Ao meio da agitada programação infantil de férias, está – ou esteve – em cartaz na cidade “O apartamento” (2016), filme do iraniano Asghar Farhadi, exibido e premiado em Cannes.
Como nos outros filmes de Farhadi, um único fato gera todo o drama. Aqui, uma mulher é atacada por um estranho num apartamento recém alugado.
Quando o filme começa Emad e Rana moravam noutro local, mas são obrigados a abandonar o edifício, que está para ruir. Um amigo consegue para eles esse apartamento que não é grande coisa, mas que, provisoriamente, resolve o problema momentâneo do casal. Um dia só em casa, Rana vai tomar banho e, como o marido está para chegar, deixa a porta do apartamento aberta. Ao invés do marido, entra esse desconhecido e o ataque acontece.
Ao espectador não é permitido ver o ataque, apenas o corolário: Rana toda contundida, já no hospital, sendo tratada. A partir daí o roteiro toma duas direções, relativas aos dois protagonistas e não necessariamente conciliáveis: em Rana, os efeitos psicológicos do trauma; em Emad, a obsessão de encontrar e punir o autor do crime.
Um filme sobre crime, violência, vingança, castigo, perdão, narrado de modo clássico, mas com muita competência, investindo com sucesso na identificação do espectador e no seu consequente envolvimento na estória.
A narração só não é tão clássica porque há um intertexto onipresente. Acontece que, além de professor de literatura, Emad é teatrólogo e Rana, atriz. Os dois estão atuando numa peça que deverá ser apresentada para os alunos da escola de Emad. A peça é simplesmente “A morte do caixeiro viajante” (1949) do grande dramaturgo americano Arthur Miller, e está sendo ensaiada tal e qual o seu texto original.
Os ensaios da peça, as aulas de Emad e a vida doméstica do casal se intercalam, de forma que, nos primeiros vinte minutos de projeção, há uma certa dificuldade em acompanhar a estória. O problema – se é que isto é problema – é logo superado, justamente quando o ataque a Rana ocorre. A partir desse ponto, fica tudo muito claro. Ou nem tanto.

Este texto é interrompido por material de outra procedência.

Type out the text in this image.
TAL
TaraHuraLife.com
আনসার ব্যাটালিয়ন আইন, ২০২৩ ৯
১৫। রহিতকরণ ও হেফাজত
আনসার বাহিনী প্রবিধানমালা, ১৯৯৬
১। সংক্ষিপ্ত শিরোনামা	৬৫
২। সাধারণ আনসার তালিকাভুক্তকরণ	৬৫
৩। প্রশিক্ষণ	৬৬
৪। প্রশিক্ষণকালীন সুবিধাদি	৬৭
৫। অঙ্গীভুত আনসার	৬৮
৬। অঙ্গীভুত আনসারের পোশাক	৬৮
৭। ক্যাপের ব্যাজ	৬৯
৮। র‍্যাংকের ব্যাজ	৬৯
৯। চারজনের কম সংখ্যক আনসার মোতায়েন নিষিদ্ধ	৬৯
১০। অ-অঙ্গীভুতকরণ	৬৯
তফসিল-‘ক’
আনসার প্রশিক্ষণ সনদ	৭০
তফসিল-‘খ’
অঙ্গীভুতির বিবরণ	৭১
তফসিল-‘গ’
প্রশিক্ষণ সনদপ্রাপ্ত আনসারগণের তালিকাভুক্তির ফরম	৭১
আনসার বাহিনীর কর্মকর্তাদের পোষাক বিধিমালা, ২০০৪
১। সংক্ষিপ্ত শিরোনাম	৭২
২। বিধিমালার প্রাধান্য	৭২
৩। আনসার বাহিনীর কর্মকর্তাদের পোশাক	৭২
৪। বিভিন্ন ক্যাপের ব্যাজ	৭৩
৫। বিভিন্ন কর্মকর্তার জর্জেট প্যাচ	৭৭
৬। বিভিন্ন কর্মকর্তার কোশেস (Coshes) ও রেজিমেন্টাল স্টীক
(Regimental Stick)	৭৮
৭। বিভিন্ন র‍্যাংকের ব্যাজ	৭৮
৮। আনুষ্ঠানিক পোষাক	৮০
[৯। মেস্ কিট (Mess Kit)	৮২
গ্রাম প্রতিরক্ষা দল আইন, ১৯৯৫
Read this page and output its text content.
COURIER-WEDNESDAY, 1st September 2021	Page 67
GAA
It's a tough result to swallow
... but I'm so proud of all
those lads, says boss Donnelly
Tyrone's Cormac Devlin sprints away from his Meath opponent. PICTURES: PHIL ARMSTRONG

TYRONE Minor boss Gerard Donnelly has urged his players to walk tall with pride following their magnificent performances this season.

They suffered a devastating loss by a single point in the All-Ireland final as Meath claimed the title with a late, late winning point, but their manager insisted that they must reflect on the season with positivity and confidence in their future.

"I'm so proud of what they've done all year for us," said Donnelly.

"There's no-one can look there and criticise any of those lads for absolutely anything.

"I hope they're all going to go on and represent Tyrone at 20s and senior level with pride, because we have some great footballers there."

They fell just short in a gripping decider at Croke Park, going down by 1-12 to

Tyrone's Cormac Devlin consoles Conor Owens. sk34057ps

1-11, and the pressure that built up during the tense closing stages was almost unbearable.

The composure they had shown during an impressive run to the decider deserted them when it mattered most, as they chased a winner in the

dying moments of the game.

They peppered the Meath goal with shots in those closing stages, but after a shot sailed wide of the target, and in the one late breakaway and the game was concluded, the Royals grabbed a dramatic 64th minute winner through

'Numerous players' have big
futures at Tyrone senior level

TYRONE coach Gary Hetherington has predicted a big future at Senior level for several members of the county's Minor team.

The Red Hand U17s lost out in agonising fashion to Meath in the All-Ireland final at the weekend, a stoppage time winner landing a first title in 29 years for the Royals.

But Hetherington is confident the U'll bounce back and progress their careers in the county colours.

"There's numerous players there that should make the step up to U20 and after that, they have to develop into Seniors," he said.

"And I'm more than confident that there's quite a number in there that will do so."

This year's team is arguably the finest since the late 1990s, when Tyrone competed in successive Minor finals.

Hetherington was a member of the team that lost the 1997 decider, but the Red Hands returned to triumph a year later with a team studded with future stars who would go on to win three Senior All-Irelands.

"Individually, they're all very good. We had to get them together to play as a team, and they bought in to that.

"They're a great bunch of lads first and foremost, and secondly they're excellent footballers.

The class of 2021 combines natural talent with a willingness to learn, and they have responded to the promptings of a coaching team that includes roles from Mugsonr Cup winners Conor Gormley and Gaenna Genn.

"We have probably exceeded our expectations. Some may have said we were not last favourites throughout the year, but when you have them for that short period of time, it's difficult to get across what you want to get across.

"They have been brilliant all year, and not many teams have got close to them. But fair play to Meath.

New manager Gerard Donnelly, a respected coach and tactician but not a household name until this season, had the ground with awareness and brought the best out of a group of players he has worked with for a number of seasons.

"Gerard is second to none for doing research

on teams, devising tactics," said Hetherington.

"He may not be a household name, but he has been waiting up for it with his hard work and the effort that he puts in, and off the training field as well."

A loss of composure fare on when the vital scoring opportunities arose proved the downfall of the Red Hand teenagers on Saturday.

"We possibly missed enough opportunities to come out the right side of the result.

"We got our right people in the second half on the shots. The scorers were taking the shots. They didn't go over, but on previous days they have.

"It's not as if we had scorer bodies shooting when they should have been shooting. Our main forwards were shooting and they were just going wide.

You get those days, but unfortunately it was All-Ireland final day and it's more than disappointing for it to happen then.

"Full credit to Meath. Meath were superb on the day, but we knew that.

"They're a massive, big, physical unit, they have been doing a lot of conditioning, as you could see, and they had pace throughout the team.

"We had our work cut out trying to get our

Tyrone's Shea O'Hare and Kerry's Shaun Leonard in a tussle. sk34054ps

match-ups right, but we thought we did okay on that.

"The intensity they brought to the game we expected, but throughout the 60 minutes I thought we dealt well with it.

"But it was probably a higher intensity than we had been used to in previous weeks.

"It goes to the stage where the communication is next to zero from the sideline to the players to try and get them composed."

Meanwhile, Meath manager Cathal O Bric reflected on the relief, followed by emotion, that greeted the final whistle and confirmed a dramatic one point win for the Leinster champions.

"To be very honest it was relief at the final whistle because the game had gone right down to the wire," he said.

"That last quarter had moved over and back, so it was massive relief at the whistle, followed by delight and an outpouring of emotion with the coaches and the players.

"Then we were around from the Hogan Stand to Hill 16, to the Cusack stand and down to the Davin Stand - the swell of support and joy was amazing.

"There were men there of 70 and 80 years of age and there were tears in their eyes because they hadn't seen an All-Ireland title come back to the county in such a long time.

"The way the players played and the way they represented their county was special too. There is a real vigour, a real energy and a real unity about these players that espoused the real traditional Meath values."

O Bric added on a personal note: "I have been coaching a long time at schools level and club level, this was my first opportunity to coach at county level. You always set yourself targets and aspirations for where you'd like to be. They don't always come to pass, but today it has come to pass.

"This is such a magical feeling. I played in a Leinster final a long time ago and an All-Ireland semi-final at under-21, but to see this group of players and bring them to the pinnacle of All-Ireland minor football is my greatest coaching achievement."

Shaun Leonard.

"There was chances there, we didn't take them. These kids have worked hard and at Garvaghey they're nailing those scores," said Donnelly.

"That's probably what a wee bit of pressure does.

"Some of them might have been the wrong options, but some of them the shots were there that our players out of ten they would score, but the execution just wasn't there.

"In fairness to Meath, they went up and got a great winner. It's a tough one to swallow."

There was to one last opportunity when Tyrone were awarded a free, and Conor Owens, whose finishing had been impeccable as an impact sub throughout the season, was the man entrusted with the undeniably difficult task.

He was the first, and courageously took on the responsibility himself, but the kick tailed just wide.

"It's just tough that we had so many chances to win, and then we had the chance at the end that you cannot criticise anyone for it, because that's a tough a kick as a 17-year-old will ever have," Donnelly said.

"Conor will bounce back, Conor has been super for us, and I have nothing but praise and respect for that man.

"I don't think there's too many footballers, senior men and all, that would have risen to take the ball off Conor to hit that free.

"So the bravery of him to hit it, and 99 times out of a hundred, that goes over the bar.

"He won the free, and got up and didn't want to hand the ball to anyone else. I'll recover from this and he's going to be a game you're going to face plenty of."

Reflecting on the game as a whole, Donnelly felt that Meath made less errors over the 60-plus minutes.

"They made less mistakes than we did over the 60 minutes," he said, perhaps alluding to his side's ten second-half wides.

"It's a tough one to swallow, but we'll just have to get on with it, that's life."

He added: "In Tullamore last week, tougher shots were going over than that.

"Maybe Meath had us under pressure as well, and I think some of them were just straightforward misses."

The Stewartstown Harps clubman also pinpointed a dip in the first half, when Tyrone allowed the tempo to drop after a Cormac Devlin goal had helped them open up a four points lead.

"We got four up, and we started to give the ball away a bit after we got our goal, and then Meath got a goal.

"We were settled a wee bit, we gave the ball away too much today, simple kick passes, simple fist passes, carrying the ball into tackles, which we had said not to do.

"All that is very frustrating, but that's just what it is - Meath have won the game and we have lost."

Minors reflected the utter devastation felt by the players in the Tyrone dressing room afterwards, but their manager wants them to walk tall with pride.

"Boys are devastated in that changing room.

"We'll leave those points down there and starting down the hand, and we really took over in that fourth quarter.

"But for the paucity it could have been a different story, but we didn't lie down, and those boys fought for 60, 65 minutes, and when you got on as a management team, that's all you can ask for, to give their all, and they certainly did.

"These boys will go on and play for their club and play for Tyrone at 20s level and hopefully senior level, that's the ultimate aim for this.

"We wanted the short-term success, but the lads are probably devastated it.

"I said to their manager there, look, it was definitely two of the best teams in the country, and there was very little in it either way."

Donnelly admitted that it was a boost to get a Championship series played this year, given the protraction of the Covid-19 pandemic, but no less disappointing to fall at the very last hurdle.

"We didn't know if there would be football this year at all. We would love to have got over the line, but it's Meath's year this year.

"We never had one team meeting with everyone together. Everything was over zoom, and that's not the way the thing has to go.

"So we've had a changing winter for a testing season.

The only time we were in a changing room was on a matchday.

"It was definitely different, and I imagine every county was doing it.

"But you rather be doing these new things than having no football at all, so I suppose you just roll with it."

Digo nem tanto porque o filme exige um tipo de espectador um pouco mais sofisticado que o comum. Com efeito, perde parte da significação do filme quem desconhece a peça de Miller, a qual, evidentemente, não foi escolhida de modo gratuito. Os dois enredos, o da peça e o do filme, têm pontos em comum e a montagem é sábia em evidenciar tais pontos, e, sobretudo, os seus simbolismos.
Não tenho espaço para resumir os dois enredos, mas, para dar um único exemplo, digamos apenas que, antes de Emad chegar ao autor da agressão, o espectador que conhece a peça de Miller já desconfia que deverá ser um homem de certa idade – provavelmente, na mesma faixa etária de Willy, o caixeiro viajante de Miller. Quando, na cena final, a idosa e inocente esposa do agressor diz, com sincero sentimento, que “eu não vivo sem este homem”, o leitor da peça lembra a esposa do caixeiro viajante e sua ilusão de que o marido fora um grande comerciante. Willy e o agressor de agora são pessoas diferentes, porém, a ilusão conjugal é a mesma.
Notar que, sem coincidência, a palavra que dá título original ao filme, “Forushande”, em árabe, tem o mesmo sentido da palavra chave na peça de Miller: “Salesman”, ou seja ´vendedor”.
Uma cena marcante – exemplo de excelente lance de roteiro, concebido para incrementar o nível de dramaticidade – é a da macarronada, servida à mesa, por Rana, ao marido e ao garoto visitante, e, depois das primeiras deliciosas garfadas, descartada por Emad, ao saber que os ingredientes haviam sido comprados, inadvertidamente, com o dinheiro que o agressor, por descuido, deixara no apartamento. A esposa, Rana, não sabia da origem do dinheiro, porém, para Emad, o marido, é como se o dinheiro estivesse pagando o uso feito do corpo da esposa.
Quanto ao desenlace – o confronto do casal com o agressor e sua família – acho que o espectador do filme concorda comigo em que a sequência é desnecessariamente prolongada e exageradamente cruel, não apenas com o agressor e sua família, mas também com o espectador.
Para quem não lembra bem, o diretor Asghar Farhadi é um dos grandes nomes da cinematografia iraniana da atualidade. Dois de seus filmes recentes tiveram destaque de crítica e público entre nós: “À procura de Elly” (2009) e “A separação” (2011), ambos com o mesmo esquema narrativo de “O apartamento”, já referido na abertura desta matéria: um único fato deslanchando o drama. No primeiro, o desaparecimento de uma professora primária; no segundo, a iniciativa de mudança de um casal.